- Sarab-e Abd ol Ali Location within Iran
- Coordinates: 33°08′27″N 48°07′06″E﻿ / ﻿33.14083°N 48.11833°E
- Country: Iran
- Province: Lorestan
- County: Mamulan
- District: Afrineh
- Rural District: Afrineh

Population (2016)
- • Total: 332
- Time zone: UTC+3:30 (IRST)

= Sarab-e Abd ol Ali =

Village in Lorestan province, Iran

Sarab-e Abd ol Ali (سراب عبدالعلي) (Note: Also romanized as Sarāb-e ‘Abd ol ‘Alī; also known as Āb Sard-e Sarāb and Sarāb-e Abdālī) also known as Khalilabad (خليل آباد) is a village in Afrineh Rural District of Afrineh District in Mamulan County, Lorestan province, Iran.

==Demographics==
===Population===
At the time of the 2006 National Census, the village's population was 317 in 70 households, when it was in Miyankuh-e Sharqi Rural District of Mamulan District (Note: Renamed the Central District in Mamulan County) in Pol-e Dokhtar County. The following census in 2011 counted 320 people in 83 households.
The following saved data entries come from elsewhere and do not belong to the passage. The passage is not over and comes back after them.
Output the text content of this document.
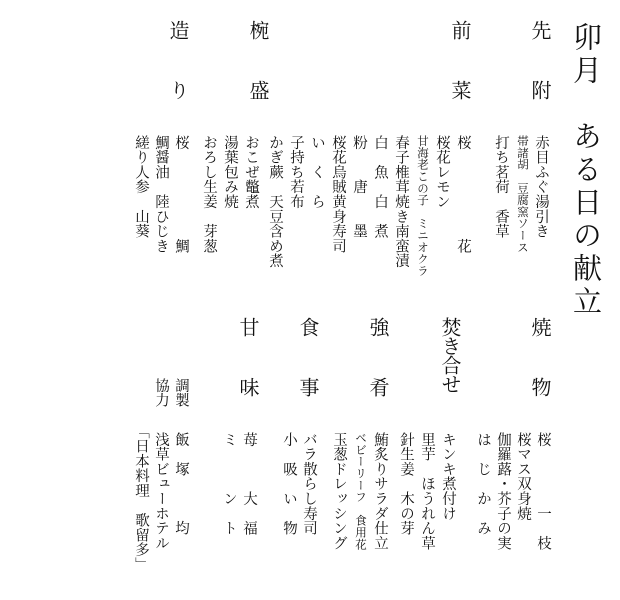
卯月　ある日の献立
先附
赤目ふぐ湯引き
帯諸胡　豆腐窯ソース
打ち茗荷　香草
前菜
桜　　　　　　花
桜花レモン
甘海老この子　ミニオクラ
春子椎茸焼き南蛮漬
白　魚　白　煮
粉　　唐　　墨
桜花烏賊黄身寿司
い　く　ら
子持ち若布
かぎ蕨　天豆含め煮
椀盛
おこぜ鼈煮
湯葉包み焼
おろし生姜　芽葱
造り
桜　　　　　　鯛
鯛醤油　陸ひじき
縒り人参　山葵
焼物
桜　　　　一　枝
桜マス双身焼
伽羅蕗・芥子の実
は　じ　か　み
焚き合せ
キンキ煮付け
里芋　ほうれん草
針生姜　木の芽
強肴
鮪炙りサラダ仕立
ベビーリーフ　食用花
玉葱ドレッシング
食事
バラ散らし寿司
小　吸　い　物
甘味
苺　　　大　福
ミ　　　ン　ト
調製
協力
飯　塚　　　均
浅草ビューホテル
「日本料理　歌留多」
The 2016 census measured the population of the village as 332 people in 87 households.

In 2023, the district was separated from the county in the establishment of Mamulan County and renamed the Central District. The rural district was transferred to the new Afrineh District, and Sarab-e Abd ol Ali was transferred to Afrineh Rural District in the same district.